Guided Apology. Start by saying, “(participant’s name), since it was not your intention to make (other participant’s name) feel (name feeling or feelings), but you did unintentionally make them feel bad, we need to make it right by apologizing.”

  • Provide an example of how to apologize. It turns out, according to Dr. Harriet Lerner, that we do not apologize correctly, so we have to teach the participants in this process how to apologize correctly.
    • Say, “(participant who was wronged or expressed feelings), I am sorry for (action) and causing you to feel (name emotion), it was not my intention. I am going to work on that.”
    • For example, “I am sorry for stating that joke and causing you feel embarrassed and hurt, it was not my intention. I am going to work on that so that I don’t do that again.”
  • Harriet Lerner’s Nine Essential Ingredients to a True Apology:
  1. Does NOT include the word BUT
  2. Keeps the focus on your actions and not the other person’s response
  3. Includes an offer of reparation or restitution that fits the situation
  4. Does not overdo
  5. Does not get caught up in who’s to blame or who started it
  6. Requires that you do your best to avoid a repeat performance
  7. Should not serve to silence
  8. Shouldn’t be offered to make you feel better if it risks making the hurt party feel worse
  9. Does not ask the hurt party to do anything, not even to forgive.

The critical piece often involves the person receiving the apology:

  • If you are receiving the apology, you do not have accept the apology, but you should thank the person for the apology. For example, after a person has apologized, you would say, “Thank you for the apology.” There is no need to say I do not accept it—that is equivalent to getting even.
  • For adults, when a student apologizes to you, this is not the time to lay into the student for everything they have done wrong. This is not the time the adult lectures, explains, or rationalizes why the student was wrong. Doing this will stop the student or person from apologizing in the future and ruin the repairing of the relationship! The student is apologizing; therefore, they understand what they did was wrong, or hurtful, or disrespectful, even if it is not the tone you would like. Just simply say thank you for the apology.
  • When working with an adult and a student, I have the adult apologize first to model for the student how to apologize. This is a teachable moment, and if we want students to accept their behavior and make amends, then we must show them how to do that.

Step 6: The Other Participant Gets to Go

Follow steps 4 and 5 for the other participant.

Step 7: Conclude the Conversation

Once both participants have expressed their feelings and have apologized, ask if there is anything else either of them needs to express. Thank them both for being brave and courageous in expressing their feelings. Lay out some ground rules for moving forward.

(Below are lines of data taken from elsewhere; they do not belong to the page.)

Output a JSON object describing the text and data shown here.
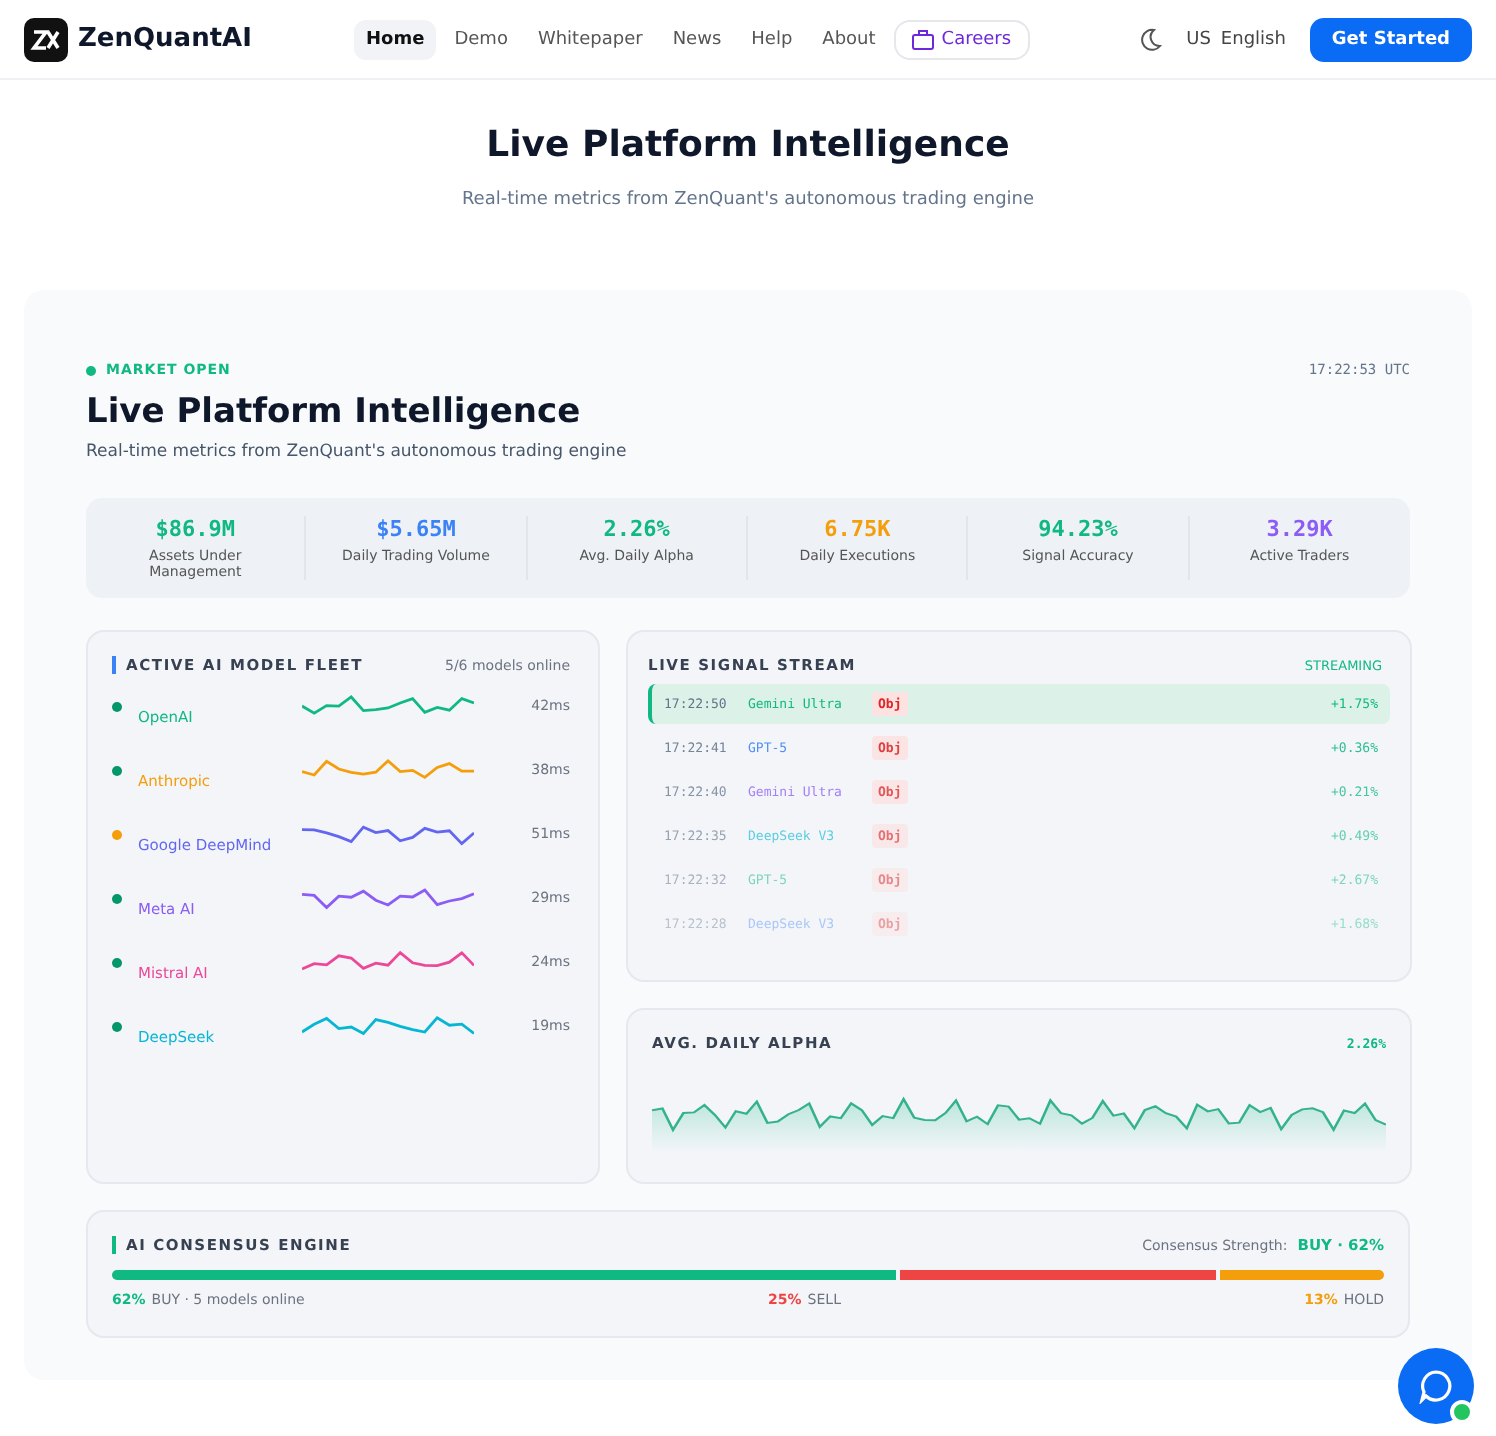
{
  "nav": {
    "brand": "ZenQuantAI",
    "links": [
      {
        "label": "Home",
        "selected": true
      },
      {
        "label": "Demo",
        "selected": false
      },
      {
        "label": "Whitepaper",
        "selected": false
      },
      {
        "label": "News",
        "selected": false
      },
      {
        "label": "Help",
        "selected": false
      },
      {
        "label": "About",
        "selected": false
      }
    ],
    "careers": "Careers",
    "lang_code": "US",
    "language": "English",
    "cta": "Get Started"
  },
  "hero": {
    "title": "Live Platform Intelligence",
    "subtitle": "Real-time metrics from ZenQuant's autonomous trading engine"
  },
  "panel": {
    "status": "MARKET OPEN",
    "time": "17:22:53 UTC",
    "title": "Live Platform Intelligence",
    "subtitle": "Real-time metrics from ZenQuant's autonomous trading engine",
    "stats": [
      {
        "value": "$86.9M",
        "label": "Assets Under Management",
        "color": "#10b981"
      },
      {
        "value": "$5.65M",
        "label": "Daily Trading Volume",
        "color": "#3b82f6"
      },
      {
        "value": "2.26%",
        "label": "Avg. Daily Alpha",
        "color": "#10b981"
      },
      {
        "value": "6.75K",
        "label": "Daily Executions",
        "color": "#f59e0b"
      },
      {
        "value": "94.23%",
        "label": "Signal Accuracy",
        "color": "#10b981"
      },
      {
        "value": "3.29K",
        "label": "Active Traders",
        "color": "#8b5cf6"
      }
    ]
  },
  "fleet": {
    "title": "ACTIVE AI MODEL FLEET",
    "count": "5/6 models online",
    "models": [
      {
        "provider": "OpenAI",
        "latency": "42ms",
        "color": "#10b981",
        "online": true
      },
      {
        "provider": "Anthropic",
        "latency": "38ms",
        "color": "#f59e0b",
        "online": true
      },
      {
        "provider": "Google DeepMind",
        "latency": "51ms",
        "color": "#6366f1",
        "online": false
      },
      {
        "provider": "Meta AI",
        "latency": "29ms",
        "color": "#8b5cf6",
        "online": true
      },
      {
        "provider": "Mistral AI",
        "latency": "24ms",
        "color": "#ec4899",
        "online": true
      },
      {
        "provider": "DeepSeek",
        "latency": "19ms",
        "color": "#06b6d4",
        "online": true
      }
    ]
  },
  "stream": {
    "title": "LIVE SIGNAL STREAM",
    "status": "STREAMING",
    "rows": [
      {
        "time": "17:22:50",
        "model": "Gemini Ultra",
        "tag": "Obj",
        "change": "+1.75%",
        "selected": true
      },
      {
        "time": "17:22:41",
        "model": "GPT-5",
        "tag": "Obj",
        "change": "+0.36%",
        "selected": false
      },
      {
        "time": "17:22:40",
        "model": "Gemini Ultra",
        "tag": "Obj",
        "change": "+0.21%",
        "selected": false
      },
      {
        "time": "17:22:35",
        "model": "DeepSeek V3",
        "tag": "Obj",
        "change": "+0.49%",
        "selected": false
      },
      {
        "time": "17:22:32",
        "model": "GPT-5",
        "tag": "Obj",
        "change": "+2.67%",
        "selected": false
      },
      {
        "time": "17:22:28",
        "model": "DeepSeek V3",
        "tag": "Obj",
        "change": "+1.68%",
        "selected": false
      }
    ]
  },
  "alpha": {
    "title": "AVG. DAILY ALPHA",
    "value": "2.26%"
  },
  "consensus": {
    "title": "AI CONSENSUS ENGINE",
    "strength_label": "Consensus Strength:",
    "strength_value": "BUY · 62%",
    "segments": [
      {
        "pct": "62%",
        "label": "BUY · 5 models online",
        "color": "#10b981"
      },
      {
        "pct": "25%",
        "label": "SELL",
        "color": "#ef4444"
      },
      {
        "pct": "13%",
        "label": "HOLD",
        "color": "#f59e0b"
      }
    ]
  }
}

Below are some other things I say:

  • This conversation was sensitive and is not for our friends, or to share with anyone else except our parents/guardians. We do not want to tell our friends, because it could break the new foundation of respect we just created. Now, when you are in the hallway, in class, or at lunch, you know what the other person’s feelings are so that we can adjust how we speak or treat each other. Can we do this moving forward?

Other Tips:

  • Meet with each participant privately and ask them if they feel better.
  • Call the parents/guardians to let them know how the process went.
  • Create a follow-up process to check in with each student to make sure the agreed-upon process has stayed true. Checking back in is key!

Dr. James Whitehead is the 2020 Wyoming Assistant Principal of the Year and associate principal at Johnson Junior High School in Cheyenne, WY.